Large, public water systems serve 82% of the U.S. population, yet they account for only 8% of all water systems. The remaining 92% of systems serve smaller populations and have smaller budgets—and, as such, have more difficulty finding and affording water treatment solutions. WQP Associate Editor Sara Samovalov spoke with Jeff Lipton, director of marketing for WaterSmart, about data systems and how they can benefit small systems.
Sara Samovalov: What is the WaterSmart Essential platform?
Jeff Lipton: We have a data analytics and customer engagement technology platform that we provide to water utilities throughout the country. There’s a utility analytics dashboard that all of the utility staff have access to. Then, on the end-use customer side, there’s a web portal and there’s a mobile application. That’s the core of the solution. We also provide other auxiliary services; we have a client services team that provides onsite training, personalized content creation, customization, recommendations ... The primary difference between the core platform and WaterSmart Essential is that [Essential is] just limited to the technology components. We really tried to strip out all of the components that have marginal costs associated with them, so we can make it affordable to the tens of thousands of smaller utilities that operate in this country.
Samovalov: What led WaterSmart to focus on providing data to smaller water utilities?
Lipton: We looked at the data, frankly. There are 154,000 water systems in the United States, which is just astonishing. Of that, 100,000 are called “transient” systems, which are things like campsites and mobile home parks—things that aren’t really water utilities. That leaves [more than] 50,000 community water systems. Of those, 8%—about 450 or so—serve about 82% of the population. Because they tend to have bigger budgets and more technological sophistication, most of the vendors to the industry have focused on those larger utilities. What that means is the vast majority of smaller utilities that service small communities and rural communities are left out of access to these modern communication technologies and analytics technologies. We saw a huge opportunity there.
Samovalov: Why do smaller water utilities need data?
Lipton: Everybody needs access to data. It’s very hard to manage something that you can’t measure. Regardless of the size of the utility, if they don’t understand who’s using what, where and when, they have a harder time forecasting their revenue, planning for infrastructure investments, making the political case that they need to [make] for those investments to various stakeholders. If they’re armed with quality data, they can make better-informed decisions. Then they can better manage their operations and keep costs down.

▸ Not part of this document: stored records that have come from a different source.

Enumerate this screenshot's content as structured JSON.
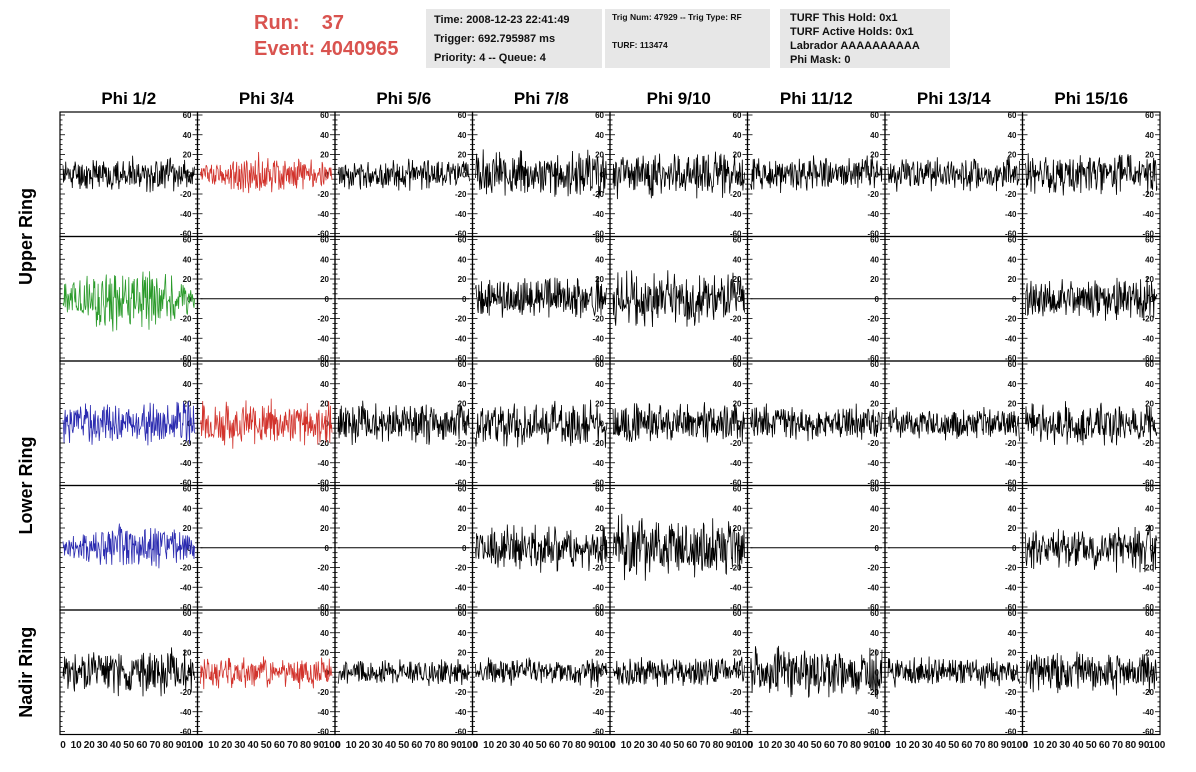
{
  "run": {
    "run_label": "Run:    37",
    "event_label": "Event: 4040965"
  },
  "info_box_1": {
    "time": "Time: 2008-12-23 22:41:49",
    "trigger": "Trigger: 692.795987 ms",
    "priority": "Priority: 4 -- Queue: 4"
  },
  "info_box_2": {
    "trig": "Trig Num: 47929 -- Trig Type: RF",
    "turf": "TURF: 113474"
  },
  "info_box_3": {
    "hold": "TURF This Hold: 0x1",
    "active": "TURF Active Holds: 0x1",
    "labrador": "Labrador AAAAAAAAAA",
    "mask": "Phi Mask: 0"
  },
  "colors": {
    "black": "#000000",
    "red": "#d2332c",
    "green": "#2a9a2a",
    "blue": "#2b2bb0",
    "info_bg": "#e7e7e7",
    "title_red": "#d9534f"
  },
  "chart_data": {
    "type": "line",
    "columns": [
      "Phi 1/2",
      "Phi 3/4",
      "Phi 5/6",
      "Phi 7/8",
      "Phi 9/10",
      "Phi 11/12",
      "Phi 13/14",
      "Phi 15/16"
    ],
    "ring_labels": [
      "Upper Ring",
      "Lower Ring",
      "Nadir Ring"
    ],
    "rows": 5,
    "ylim": [
      -60,
      60
    ],
    "xlim": [
      0,
      100
    ],
    "yticks": [
      "60",
      "40",
      "20",
      "0",
      "-20",
      "-40",
      "-60"
    ],
    "xticks": [
      "0",
      "10",
      "20",
      "30",
      "40",
      "50",
      "60",
      "70",
      "80",
      "90",
      "100"
    ],
    "panels": [
      [
        {
          "color": "black",
          "amp": 16,
          "seed": 11
        },
        {
          "color": "red",
          "amp": 20,
          "seed": 12,
          "env": true
        },
        {
          "color": "black",
          "amp": 14,
          "seed": 13
        },
        {
          "color": "black",
          "amp": 22,
          "seed": 14
        },
        {
          "color": "black",
          "amp": 22,
          "seed": 15
        },
        {
          "color": "black",
          "amp": 17,
          "seed": 16
        },
        {
          "color": "black",
          "amp": 16,
          "seed": 17
        },
        {
          "color": "black",
          "amp": 20,
          "seed": 18
        }
      ],
      [
        {
          "color": "green",
          "amp": 32,
          "seed": 21,
          "env": true
        },
        {
          "color": "black",
          "amp": 0,
          "seed": 22
        },
        {
          "color": "black",
          "amp": 0,
          "seed": 23
        },
        {
          "color": "black",
          "amp": 20,
          "seed": 24
        },
        {
          "color": "black",
          "amp": 26,
          "seed": 25
        },
        {
          "color": "black",
          "amp": 0,
          "seed": 26
        },
        {
          "color": "black",
          "amp": 0,
          "seed": 27
        },
        {
          "color": "black",
          "amp": 20,
          "seed": 28
        }
      ],
      [
        {
          "color": "blue",
          "amp": 20,
          "seed": 31
        },
        {
          "color": "red",
          "amp": 22,
          "seed": 32
        },
        {
          "color": "black",
          "amp": 20,
          "seed": 33
        },
        {
          "color": "black",
          "amp": 22,
          "seed": 34
        },
        {
          "color": "black",
          "amp": 20,
          "seed": 35
        },
        {
          "color": "black",
          "amp": 17,
          "seed": 36
        },
        {
          "color": "black",
          "amp": 16,
          "seed": 37
        },
        {
          "color": "black",
          "amp": 20,
          "seed": 38
        }
      ],
      [
        {
          "color": "blue",
          "amp": 24,
          "seed": 41,
          "env": true
        },
        {
          "color": "black",
          "amp": 0,
          "seed": 42
        },
        {
          "color": "black",
          "amp": 0,
          "seed": 43
        },
        {
          "color": "black",
          "amp": 22,
          "seed": 44
        },
        {
          "color": "black",
          "amp": 30,
          "seed": 45
        },
        {
          "color": "black",
          "amp": 0,
          "seed": 46
        },
        {
          "color": "black",
          "amp": 0,
          "seed": 47
        },
        {
          "color": "black",
          "amp": 22,
          "seed": 48
        }
      ],
      [
        {
          "color": "black",
          "amp": 22,
          "seed": 51
        },
        {
          "color": "red",
          "amp": 16,
          "seed": 52
        },
        {
          "color": "black",
          "amp": 12,
          "seed": 53
        },
        {
          "color": "black",
          "amp": 14,
          "seed": 54
        },
        {
          "color": "black",
          "amp": 14,
          "seed": 55
        },
        {
          "color": "black",
          "amp": 24,
          "seed": 56
        },
        {
          "color": "black",
          "amp": 14,
          "seed": 57
        },
        {
          "color": "black",
          "amp": 20,
          "seed": 58
        }
      ]
    ]
  }
}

Samovalov: Are there issues small utilities face that large utilities do not? How can software help with these issues?
Lipton: The challenges smaller suppliers face are very similar to the challenges larger utilities face: issues of decaying infrastructure, disengaged customers, rising operational costs across the board, water quality challenges. The key difference is that the relative cost of the capital investment needed for smaller utilities is much higher than it is for a larger utility. If you have a customer base of 300,000 accounts, then you have a large recurring revenue stream that can help to pay for those infrastructure investments. But for small systems that service communities of 3,000 or 4,000 people, they still have the need for water treatment plants and storage facilities and distribution infrastructure—but they have a much, much smaller revenue base, so it’s harder for them to make those critical investments. It increases their need to make better decisions, engage their customers, improve satisfaction and gain political support for these ongoing investments.
Samovalov: What kinds of data do smaller utilities need, and how can this software provide them?

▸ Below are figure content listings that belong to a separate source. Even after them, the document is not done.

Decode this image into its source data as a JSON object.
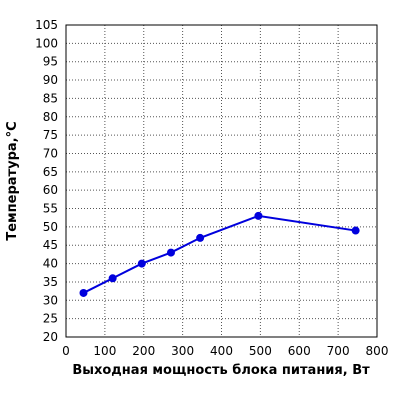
{
  "chart_data": {
    "type": "line",
    "title": "",
    "xlabel": "Выходная мощность блока питания, Вт",
    "ylabel": "Температура,°С",
    "xlim": [
      0,
      800
    ],
    "ylim": [
      20,
      105
    ],
    "x_ticks": [
      0,
      100,
      200,
      300,
      400,
      500,
      600,
      700,
      800
    ],
    "y_ticks": [
      20,
      25,
      30,
      35,
      40,
      45,
      50,
      55,
      60,
      65,
      70,
      75,
      80,
      85,
      90,
      95,
      100,
      105
    ],
    "grid": true,
    "grid_style": "dotted",
    "legend": "none",
    "series": [
      {
        "color": "#0000dd",
        "points": [
          {
            "x": 45,
            "y": 32
          },
          {
            "x": 120,
            "y": 36
          },
          {
            "x": 195,
            "y": 40
          },
          {
            "x": 270,
            "y": 43
          },
          {
            "x": 345,
            "y": 47
          },
          {
            "x": 495,
            "y": 53
          },
          {
            "x": 745,
            "y": 49
          }
        ]
      }
    ]
  }
}
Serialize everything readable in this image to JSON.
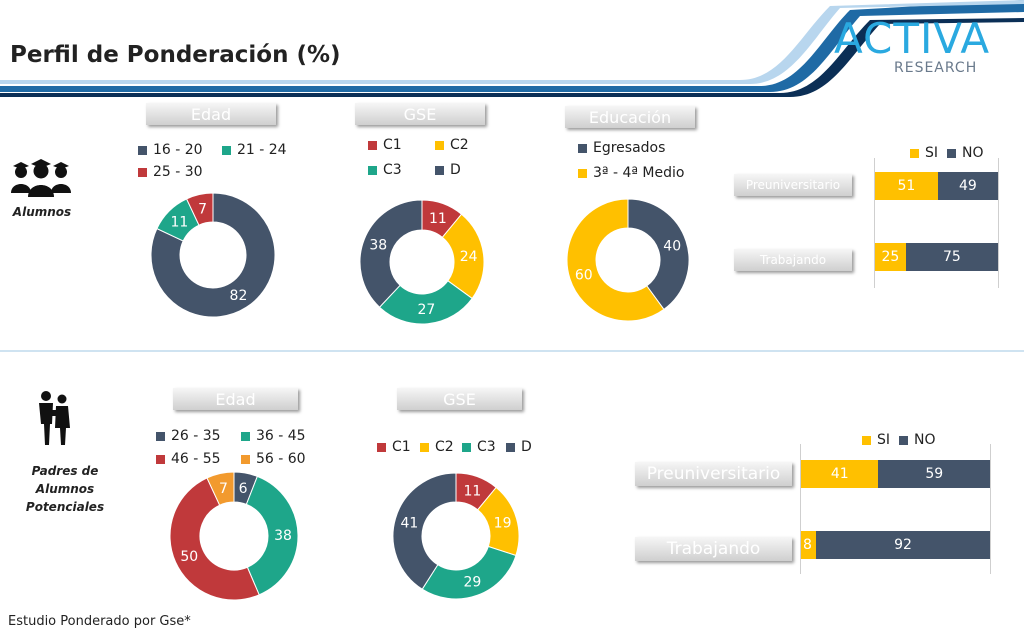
{
  "header": {
    "title": "Perfil de Ponderación (%)",
    "logo_main": "ACTIVA",
    "logo_sub": "RESEARCH"
  },
  "colors": {
    "slate": "#44546a",
    "teal": "#1ea68a",
    "red": "#c0393b",
    "yellow": "#ffc000",
    "orange": "#f29a2e",
    "accent_blue": "#1f6aa5"
  },
  "icons": [
    "students-icon",
    "parents-icon"
  ],
  "alumnos": {
    "label": "Alumnos",
    "edad_title": "Edad",
    "gse_title": "GSE",
    "educacion_title": "Educación",
    "preuniversitario_label": "Preuniversitario",
    "trabajando_label": "Trabajando"
  },
  "padres": {
    "label": "Padres de Alumnos Potenciales",
    "edad_title": "Edad",
    "gse_title": "GSE",
    "preuniversitario_label": "Preuniversitario",
    "trabajando_label": "Trabajando"
  },
  "footnote": "Estudio Ponderado por Gse*",
  "chart_data": [
    {
      "id": "alumnos-edad",
      "type": "pie",
      "title": "Edad",
      "categories": [
        "16 - 20",
        "21 - 24",
        "25 - 30"
      ],
      "values": [
        82,
        11,
        7
      ],
      "colors": [
        "#44546a",
        "#1ea68a",
        "#c0393b"
      ]
    },
    {
      "id": "alumnos-gse",
      "type": "pie",
      "title": "GSE",
      "categories": [
        "C1",
        "C2",
        "C3",
        "D"
      ],
      "values": [
        11,
        24,
        27,
        38
      ],
      "colors": [
        "#c0393b",
        "#ffc000",
        "#1ea68a",
        "#44546a"
      ]
    },
    {
      "id": "alumnos-educacion",
      "type": "pie",
      "title": "Educación",
      "categories": [
        "Egresados",
        "3ª - 4ª Medio"
      ],
      "values": [
        40,
        60
      ],
      "colors": [
        "#44546a",
        "#ffc000"
      ]
    },
    {
      "id": "alumnos-actividad",
      "type": "bar",
      "stacked": true,
      "orientation": "horizontal",
      "categories": [
        "Preuniversitario",
        "Trabajando"
      ],
      "series": [
        {
          "name": "SI",
          "values": [
            51,
            25
          ],
          "color": "#ffc000"
        },
        {
          "name": "NO",
          "values": [
            49,
            75
          ],
          "color": "#44546a"
        }
      ]
    },
    {
      "id": "padres-edad",
      "type": "pie",
      "title": "Edad",
      "categories": [
        "26 - 35",
        "36 - 45",
        "46 - 55",
        "56 - 60"
      ],
      "values": [
        6,
        38,
        50,
        7
      ],
      "colors": [
        "#44546a",
        "#1ea68a",
        "#c0393b",
        "#f29a2e"
      ]
    },
    {
      "id": "padres-gse",
      "type": "pie",
      "title": "GSE",
      "categories": [
        "C1",
        "C2",
        "C3",
        "D"
      ],
      "values": [
        11,
        19,
        29,
        41
      ],
      "colors": [
        "#c0393b",
        "#ffc000",
        "#1ea68a",
        "#44546a"
      ]
    },
    {
      "id": "padres-actividad",
      "type": "bar",
      "stacked": true,
      "orientation": "horizontal",
      "categories": [
        "Preuniversitario",
        "Trabajando"
      ],
      "series": [
        {
          "name": "SI",
          "values": [
            41,
            8
          ],
          "color": "#ffc000"
        },
        {
          "name": "NO",
          "values": [
            59,
            92
          ],
          "color": "#44546a"
        }
      ]
    }
  ]
}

Lipton: [The utility] provides us with some basic information. We supplement [those] data with external sources of data, including property records, weather information and census data. We use all that to create models of how consumption is working with a given user. And then from that, they’re able to make better investment decisions about where they deploy resources, what those would be, programs to educate people. Because we can help virtually audit their systems, we can identify water loss in the system to some degree, so they can do a better job at working with a limited budget to address some of the critical challenges.